Image by © Dreamstime

Image by © Dreamstime

by Pedro Schwartz

Thomas Piketty has intentionally given his latest book the title of Capital in the 21st Century,1 echoing that of Karl Marx’s Das Capital.2 It has caught the attention of American liberals as no other economic book since John Kenneth Galbraith’s historical effusions. Also, as anything the American left enthuses about is sure to be eagerly picked up by European socialists, Piketty is now all the rage this side of the Atlantic. Paul Krugman has helped with his fervid plug of the tome in the New York Review of Books,3 now reproduced by high circulation newspapers, such as Le Monde in Paris and El País in Madrid. The “Piketty tsunami”, as Martin Wolf of the Financial Times has called it, will not recede soon.
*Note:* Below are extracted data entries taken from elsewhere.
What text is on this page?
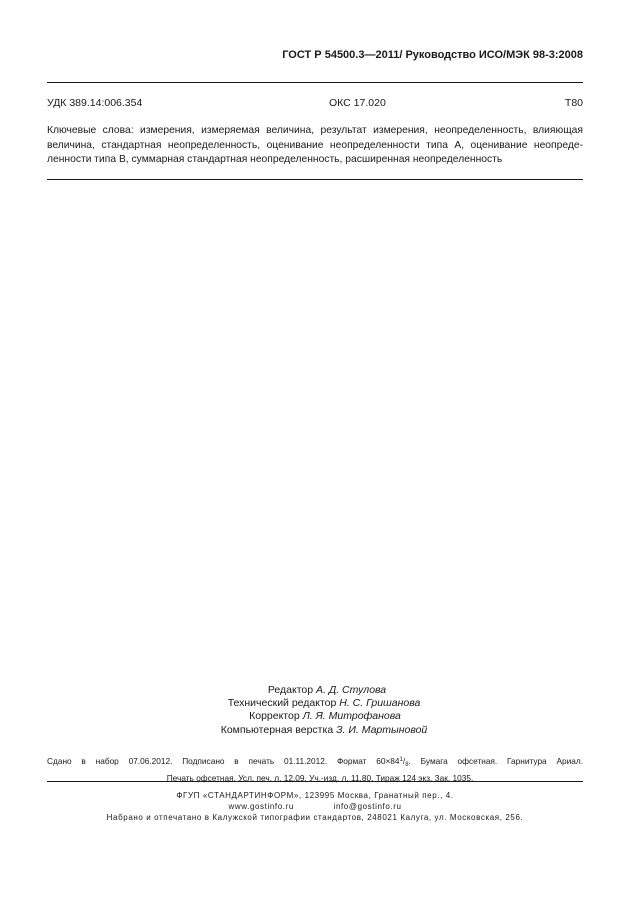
ГОСТ Р 54500.3—2011/ Руководство ИСО/МЭК 98-3:2008
УДК 389.14:006.354	ОКС 17.020	Т80
Ключевые слова: измерения, измеряемая величина, результат измерения, неопределенность, влияющая
величина, стандартная неопределенность, оценивание неопределенности типа А, оценивание неопреде-
ленности типа В, суммарная стандартная неопределенность, расширенная неопределенность
Редактор А. Д. Стулова
Технический редактор Н. С. Гришанова
Корректор Л. Я. Митрофанова
Компьютерная верстка З. И. Мартыновой
Сдано в набор 07.06.2012. Подписано в печать 01.11.2012. Формат $60\times 84^1/_8$. Бумага офсетная. Гарнитура Ариал.
Печать офсетная. Усл. печ. л. 12.09. Уч.-изд. л. 11.80. Тираж 124 экз. Зак. 1035.
ФГУП «СТАНДАРТИНФОРМ», 123995 Москва, Гранатный пер., 4.
www.gostinfo.ru	info@gostinfo.ru
Набрано и отпечатано в Калужской типографии стандартов, 248021 Калуга, ул. Московская, 256.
The book is attractively written, with an abundance of historical and literary references that leaven its lengthy pages. Its very physical weight gives it authority. The statistical apparatus enshrined in its tables and graphs adorns it with a scientific aura. Its watered down Marxism chimes in well with egalitarians of all hues in the developed world. Despite some Piketty fatigue having set in, the book deserves serious examination as its arguments will be an essential part of the armory of left-leaning liberals and anti-market conservatives both in America and in Europe for a long time to come.